You probably hear it constantly: where did the time go? Wow, that flew by! Wasn’t it just yesterday that…? (You can probably think of a major life stage to enter here. Starting a new relationship, finishing school, birth of a baby, etc.) The saying rings true – the days are long, but the years are short.
As a mom, I feel it keenly. My little ones are growing and developing all the time. And although it seems like my youngest was just born, he is actually almost a year and a half now. What??
There are moments and days I wish it would all just speed up. The ones that are frustrating and challenging, where my patience is short, and my kids’ energy seems endless, or when our family is sick, or when we just have a lot on our plates.

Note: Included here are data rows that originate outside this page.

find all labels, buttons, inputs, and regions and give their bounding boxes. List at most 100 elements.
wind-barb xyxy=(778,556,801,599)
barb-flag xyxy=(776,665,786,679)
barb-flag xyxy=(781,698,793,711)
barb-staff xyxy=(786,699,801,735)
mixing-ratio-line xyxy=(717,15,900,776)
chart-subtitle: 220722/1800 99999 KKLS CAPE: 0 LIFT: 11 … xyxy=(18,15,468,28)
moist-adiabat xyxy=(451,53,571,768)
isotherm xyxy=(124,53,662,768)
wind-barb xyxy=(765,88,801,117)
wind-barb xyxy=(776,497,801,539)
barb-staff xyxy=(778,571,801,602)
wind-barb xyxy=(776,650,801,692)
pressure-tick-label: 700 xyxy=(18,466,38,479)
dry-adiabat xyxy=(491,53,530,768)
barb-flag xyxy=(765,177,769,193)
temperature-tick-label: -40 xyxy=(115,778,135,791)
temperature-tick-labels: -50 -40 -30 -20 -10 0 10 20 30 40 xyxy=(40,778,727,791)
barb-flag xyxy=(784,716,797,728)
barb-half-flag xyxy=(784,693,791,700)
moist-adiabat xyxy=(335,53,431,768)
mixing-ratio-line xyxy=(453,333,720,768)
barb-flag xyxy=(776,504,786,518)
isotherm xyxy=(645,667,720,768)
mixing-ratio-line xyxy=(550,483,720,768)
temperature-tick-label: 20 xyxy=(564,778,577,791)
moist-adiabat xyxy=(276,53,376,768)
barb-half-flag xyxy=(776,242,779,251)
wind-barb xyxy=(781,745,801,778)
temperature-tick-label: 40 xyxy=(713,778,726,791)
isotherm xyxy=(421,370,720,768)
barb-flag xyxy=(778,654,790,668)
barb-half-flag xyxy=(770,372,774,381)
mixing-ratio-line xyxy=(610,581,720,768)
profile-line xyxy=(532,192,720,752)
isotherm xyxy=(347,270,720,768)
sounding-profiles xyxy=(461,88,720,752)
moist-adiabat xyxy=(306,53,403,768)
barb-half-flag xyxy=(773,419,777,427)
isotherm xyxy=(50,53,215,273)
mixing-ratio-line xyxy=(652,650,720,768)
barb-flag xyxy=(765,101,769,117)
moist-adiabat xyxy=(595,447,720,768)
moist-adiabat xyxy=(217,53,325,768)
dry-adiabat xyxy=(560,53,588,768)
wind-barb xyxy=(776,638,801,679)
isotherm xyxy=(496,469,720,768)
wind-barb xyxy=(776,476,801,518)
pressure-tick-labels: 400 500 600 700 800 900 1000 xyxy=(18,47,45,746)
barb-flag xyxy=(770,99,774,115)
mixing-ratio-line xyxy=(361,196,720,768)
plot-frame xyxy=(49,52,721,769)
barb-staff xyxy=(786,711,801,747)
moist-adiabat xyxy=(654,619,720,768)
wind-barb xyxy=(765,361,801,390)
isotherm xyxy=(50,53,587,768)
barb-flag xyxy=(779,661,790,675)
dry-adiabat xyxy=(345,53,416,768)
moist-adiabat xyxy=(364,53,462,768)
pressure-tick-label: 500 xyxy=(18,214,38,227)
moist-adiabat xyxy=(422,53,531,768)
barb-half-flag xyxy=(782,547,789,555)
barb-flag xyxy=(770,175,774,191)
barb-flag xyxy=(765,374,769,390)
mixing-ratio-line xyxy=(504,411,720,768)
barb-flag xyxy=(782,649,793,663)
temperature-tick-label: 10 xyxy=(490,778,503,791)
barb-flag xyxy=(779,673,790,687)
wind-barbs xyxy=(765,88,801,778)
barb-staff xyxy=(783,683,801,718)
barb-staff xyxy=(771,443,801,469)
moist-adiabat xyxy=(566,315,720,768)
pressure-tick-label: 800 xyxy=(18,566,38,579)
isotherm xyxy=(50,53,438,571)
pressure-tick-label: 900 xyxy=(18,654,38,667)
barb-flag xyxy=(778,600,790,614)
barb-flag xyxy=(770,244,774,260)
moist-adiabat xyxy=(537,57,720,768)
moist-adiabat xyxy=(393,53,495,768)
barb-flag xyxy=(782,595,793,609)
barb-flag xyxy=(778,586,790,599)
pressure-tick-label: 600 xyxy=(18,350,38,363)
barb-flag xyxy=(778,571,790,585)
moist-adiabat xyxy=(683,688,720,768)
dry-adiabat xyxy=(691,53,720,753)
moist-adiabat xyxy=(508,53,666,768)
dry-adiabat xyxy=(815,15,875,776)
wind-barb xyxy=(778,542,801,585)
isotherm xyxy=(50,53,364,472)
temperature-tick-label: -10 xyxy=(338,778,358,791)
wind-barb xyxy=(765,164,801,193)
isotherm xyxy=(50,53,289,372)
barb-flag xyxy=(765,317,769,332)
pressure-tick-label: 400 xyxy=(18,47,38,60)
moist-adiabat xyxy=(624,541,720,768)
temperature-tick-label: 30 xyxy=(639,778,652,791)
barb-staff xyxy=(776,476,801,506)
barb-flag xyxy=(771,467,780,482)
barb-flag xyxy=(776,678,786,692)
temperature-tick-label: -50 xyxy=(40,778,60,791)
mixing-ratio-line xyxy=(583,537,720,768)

But honestly much of the time, I feel like I’m backpedaling, wondering where the days went and wishing my kids wouldn’t grow so fast. Maybe you feel the same? Wishing finals would end, but enjoying the fun and spontaneity of college life? Dreaming of your wedding day but having fun planning out the details? Wanting a new career, but still finding fulfillment where you are, even if only in the small things?
I don’t want to rush life by, and look back and wonder where it went. So instead, I’m trying to practice the magical art of slowing time.
Okay, it’s not really magic. And you’re not actually slowing time. But it is a choice you can make that will keep you in the moment and enjoying it more, rather than blowing right by it and on to the next thing, which is so easy to do.
I am no expert at this. Often I’m trying to do multiple things at once, because I feel like I have to get it all done RIGHT NOW. I’m texting, setting up a toy train track, and dashing to the kitchen to check on the water I’ve put on to boil.
Instead of giving in to the rush, slow down. Take it one thing at a time. Fully engage in one thing. Often things don’t have such a pressing deadline that you can’t take time to focus on one thing. If it does, focus on that thing.
This is a similar note. The worst thing for me in being present is my stinking phone. I grab it just to “check one thing”, and I’m lost in it, thinking of a million more things I need to do. Putting my phone down is one of the best things I can do to be more mindful.
For you, it might be some other method of escape – TV, shopping, reading. (Those are all “good” distractions for me.) When you find yourself running to these often, you might find that you’re missing out on this moment in time.
Literally – stop and think of what you’re grateful for in your life right now. When I feel like I’m falling to pieces and life is just too crazy, I want anything to be out of the moment, and run to distractions to make the time fly. Stopping to think of what I’m grateful for about this minute, this day, this stage of life helps me appreciate it all so much more.
The days that feel the longest? The ones in which I’ve set some kind of goal for myself. Eating better or fasting, taking on a new exercise program, trying a new nonfiction book or a Bible study, working on my character – anything that requires a little more focus and discipline.
Honestly, I want to run from those things most of the time. But growth happens in challenges, difficulty, and dare I say, pain. It’s not something to necessarily be afraid of or avoid.
Those are things that are helpful for me to “slow time”. What kinds of things help you, whatever stage you’re in?